Dass er Bio-Bauer wurde, war nicht geplant, erzählt Eickmanns. „Ich wollte einfach nicht mehr spritzen.“ Dabei habe er lange viele und vor allem starke Pflanzenschutzmittel eingesetzt. „Ich war einer der Schlimmsten. Ich habe mit anderen Anbauern Ausnahmegenehmigungen für besonders starke Mittel durchgesetzt“, berichtet der Landwirt. „Mein Vater hat schon gespritzt und alle anderen auch. Man kannte es nicht anders.“
Hunderttausende tote Regenwürmer
Er habe er sich dabei nichts gedacht, bis zu einem einschneidenden Erlebnis im Jahr 2007: Auf einem vorübergehend brachliegenden Feld hatten sich wieder Regenwürmer angesiedelt. Als er beim ersten Porreeanbau nach der Brache, wieder Pestizide spritzte, regnete es kurz darauf. „Später lagen Berge an toten Regenwürmern auf dem Feld“, erinnert er sich noch 17 Jahre später. 70 tote Würme pro Quadratmeter, schätzt er.
Über 700.000 müssen es auf dem mehr als einen Hektar Ackerland gewesen sein. „Das war das Schlüsselerlebnis. Ich wollte einfach nicht mehr spritzen“, betont er. Der Wandel zum Bio-Bauern kam später: „ich habe mich mit dem Thema stärker befasst und bin mehr oder weniger reingerutscht.“
Öko-Modellregion Niederrhein
Der Hof der Eickmanns ist einer von aktuell 2020 Öko-Betrieben in NRW. Mit 91.000 Hektar Fläche erreichte ihre Zahl laut Statistischem Landesamt einen neuen Höchststand. Im Vergleich zu 2010 habe sich die Fläche um 71,4 Prozent ausgeweitet. Von der gesamten landwirtschaftlichen Fläche in NRW werden 6,1 Prozent ökologisch bewirtschaftet, 2010 waren es 3,6 Prozent.
Am Ausbau beteiligt sind auch die Kreise Kleve und Wesel. Hier gibt es Projekte, die vom Land gefördert werden: Der Niederrhein ist seit März 2022 eine von fünf Öko-Modellregionen (ÖMR) in NRW. Als eine von fünf ÖMR in NRW bezuschusst das Land NRW die Projekte zu 80 Prozent mit 240.000 Euro für vorerst drei Jahre. Auch Betriebe in der Umstellung werden unterstützt.

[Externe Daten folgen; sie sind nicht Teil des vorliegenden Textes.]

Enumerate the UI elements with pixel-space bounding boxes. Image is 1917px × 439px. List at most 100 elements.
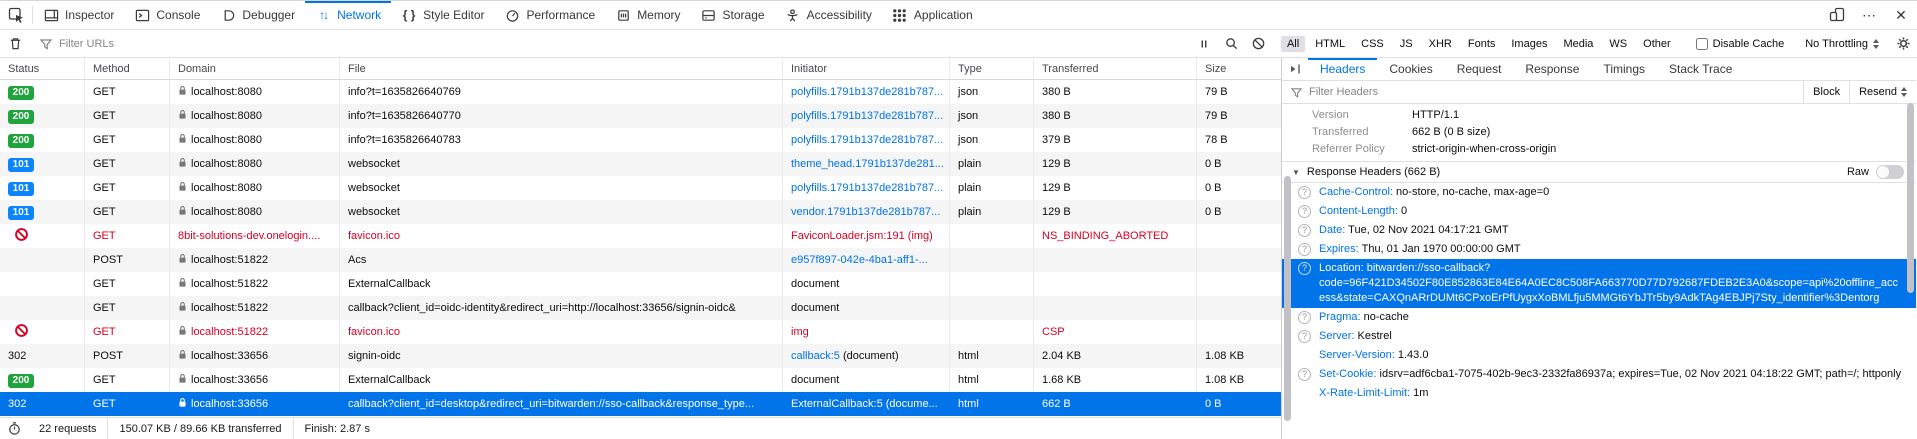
- performance-analysis-button[interactable]: [0, 418, 28, 439]
- column-header-transferred[interactable]: Transferred: [1034, 58, 1197, 79]
- column-header-method[interactable]: Method: [85, 58, 170, 79]
- transferred-cell: 380 B: [1034, 80, 1197, 104]
- initiator-link[interactable]: polyfills.1791b137de281b787...: [791, 134, 943, 146]
- network-request-row[interactable]: 101GETlocalhost:8080websocketpolyfills.1…: [0, 176, 1281, 200]
- clear-requests-button[interactable]: [0, 30, 30, 57]
- header-help-icon[interactable]: ?: [1298, 243, 1311, 256]
- type-filter-js[interactable]: JS: [1394, 36, 1419, 52]
- response-header-row[interactable]: ?Cache-Control: no-store, no-cache, max-…: [1282, 183, 1916, 202]
- resend-button[interactable]: Resend: [1849, 81, 1916, 103]
- response-header-row[interactable]: ?Pragma: no-cache: [1282, 308, 1916, 327]
- network-request-row[interactable]: GETlocalhost:51822favicon.icoimgCSP: [0, 320, 1281, 344]
- headers-scrollbar-thumb[interactable]: [1284, 176, 1291, 421]
- header-help-icon[interactable]: ?: [1298, 205, 1311, 218]
- initiator-link[interactable]: e957f897-042e-4ba1-aff1-...: [791, 254, 928, 266]
- details-tab-timings[interactable]: Timings: [1591, 58, 1657, 80]
- meatball-menu-button[interactable]: ⋯: [1853, 1, 1885, 29]
- disable-cache-checkbox[interactable]: [1696, 38, 1708, 50]
- toolbox-tab-console[interactable]: Console: [124, 1, 210, 29]
- response-header-row[interactable]: ?Server: Kestrel: [1282, 327, 1916, 346]
- type-filter-fonts[interactable]: Fonts: [1462, 36, 1502, 52]
- toolbox-tab-storage[interactable]: Storage: [691, 1, 775, 29]
- type-filter-media[interactable]: Media: [1557, 36, 1599, 52]
- pause-recording-button[interactable]: [1191, 30, 1218, 57]
- network-request-row[interactable]: 200GETlocalhost:8080info?t=1635826640783…: [0, 128, 1281, 152]
- column-header-domain[interactable]: Domain: [170, 58, 340, 79]
- network-request-row[interactable]: 200GETlocalhost:33656ExternalCallbackdoc…: [0, 368, 1281, 392]
- type-filter-html[interactable]: HTML: [1309, 36, 1351, 52]
- toolbox-tab-performance[interactable]: Performance: [494, 1, 605, 29]
- type-filter-ws[interactable]: WS: [1603, 36, 1633, 52]
- type-filter-css[interactable]: CSS: [1355, 36, 1390, 52]
- throttling-dropdown[interactable]: No Throttling: [1795, 30, 1889, 57]
- header-help-icon[interactable]: ?: [1298, 224, 1311, 237]
- network-request-row[interactable]: POSTlocalhost:51822Acse957f897-042e-4ba1…: [0, 248, 1281, 272]
- initiator-link[interactable]: polyfills.1791b137de281b787...: [791, 182, 943, 194]
- network-settings-button[interactable]: [1890, 30, 1917, 57]
- toolbox-tab-accessibility[interactable]: Accessibility: [775, 1, 882, 29]
- initiator-link[interactable]: polyfills.1791b137de281b787...: [791, 110, 943, 122]
- column-header-type[interactable]: Type: [950, 58, 1034, 79]
- toolbox-tab-application[interactable]: Application: [882, 1, 983, 29]
- network-request-row[interactable]: 101GETlocalhost:8080websocketvendor.1791…: [0, 200, 1281, 224]
- header-text: Expires: Thu, 01 Jan 1970 00:00:00 GMT: [1319, 242, 1521, 257]
- response-header-row[interactable]: ?Set-Cookie: idsrv=adf6cba1-7075-402b-9e…: [1282, 365, 1916, 384]
- column-header-initiator[interactable]: Initiator: [783, 58, 950, 79]
- network-request-row[interactable]: 200GETlocalhost:8080info?t=1635826640769…: [0, 80, 1281, 104]
- response-header-row[interactable]: ?Location: bitwarden://sso-callback?code…: [1282, 259, 1916, 308]
- initiator-link[interactable]: callback:5: [791, 350, 840, 362]
- status-cell: [0, 272, 85, 296]
- network-request-row[interactable]: 302POSTlocalhost:33656signin-oidccallbac…: [0, 344, 1281, 368]
- collapse-panel-button[interactable]: [1282, 58, 1308, 80]
- filter-headers-input[interactable]: [1309, 86, 1803, 98]
- network-request-row[interactable]: 101GETlocalhost:8080websockettheme_head.…: [0, 152, 1281, 176]
- domain-label: localhost:51822: [191, 326, 268, 338]
- initiator-link[interactable]: vendor.1791b137de281b787...: [791, 206, 940, 218]
- toolbox-tab-debugger[interactable]: Debugger: [210, 1, 305, 29]
- header-help-icon[interactable]: ?: [1298, 311, 1311, 324]
- response-header-row[interactable]: ?Date: Tue, 02 Nov 2021 04:17:21 GMT: [1282, 221, 1916, 240]
- type-filter-images[interactable]: Images: [1505, 36, 1553, 52]
- filter-urls-input[interactable]: [59, 38, 1191, 50]
- block-urls-button[interactable]: [1245, 30, 1272, 57]
- toolbox-tab-style-editor[interactable]: { }Style Editor: [391, 1, 494, 29]
- type-filter-all[interactable]: All: [1281, 36, 1305, 52]
- network-request-row[interactable]: 200GETlocalhost:8080info?t=1635826640770…: [0, 104, 1281, 128]
- response-header-row[interactable]: ?Content-Length: 0: [1282, 202, 1916, 221]
- initiator-link[interactable]: polyfills.1791b137de281b787...: [791, 86, 943, 98]
- network-request-row[interactable]: GET8bit-solutions-dev.onelogin....favico…: [0, 224, 1281, 248]
- responsive-design-button[interactable]: [1821, 1, 1853, 29]
- details-tab-cookies[interactable]: Cookies: [1377, 58, 1444, 80]
- network-request-row[interactable]: GETlocalhost:51822ExternalCallbackdocume…: [0, 272, 1281, 296]
- initiator-link[interactable]: theme_head.1791b137de281...: [791, 158, 944, 170]
- header-help-icon[interactable]: ?: [1298, 186, 1311, 199]
- toolbox-tab-memory[interactable]: Memory: [605, 1, 690, 29]
- search-button[interactable]: [1218, 30, 1245, 57]
- response-headers-section-header[interactable]: ▼ Response Headers (662 B) Raw: [1282, 161, 1916, 183]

Nach Angaben des Kreis Wesel gibt es in der ÖMR Niederrhein aktuell 81 Bio-Betriebe, die gefördert werden. Wie viele umgestellte Betriebe es tatsächlich gibt, könne nicht gesagt werden, da nicht jeder Landwirt Förderungen beantrage.
Hinsichtlich der Fläche scheint die Einführung der ÖMR bislang wenig Auswirkungen zu haben. 2021 sind nach offiziellen Zahlen 3532 Hektar ökologisch bewirtschaftet worden. 2022, im Jahr der Gründung der ÖMR, 3709. In 2023 stieg die Zahl leicht auf 3784 Hektar – 3,1 Prozent der landwirtschaftlichen Fläche.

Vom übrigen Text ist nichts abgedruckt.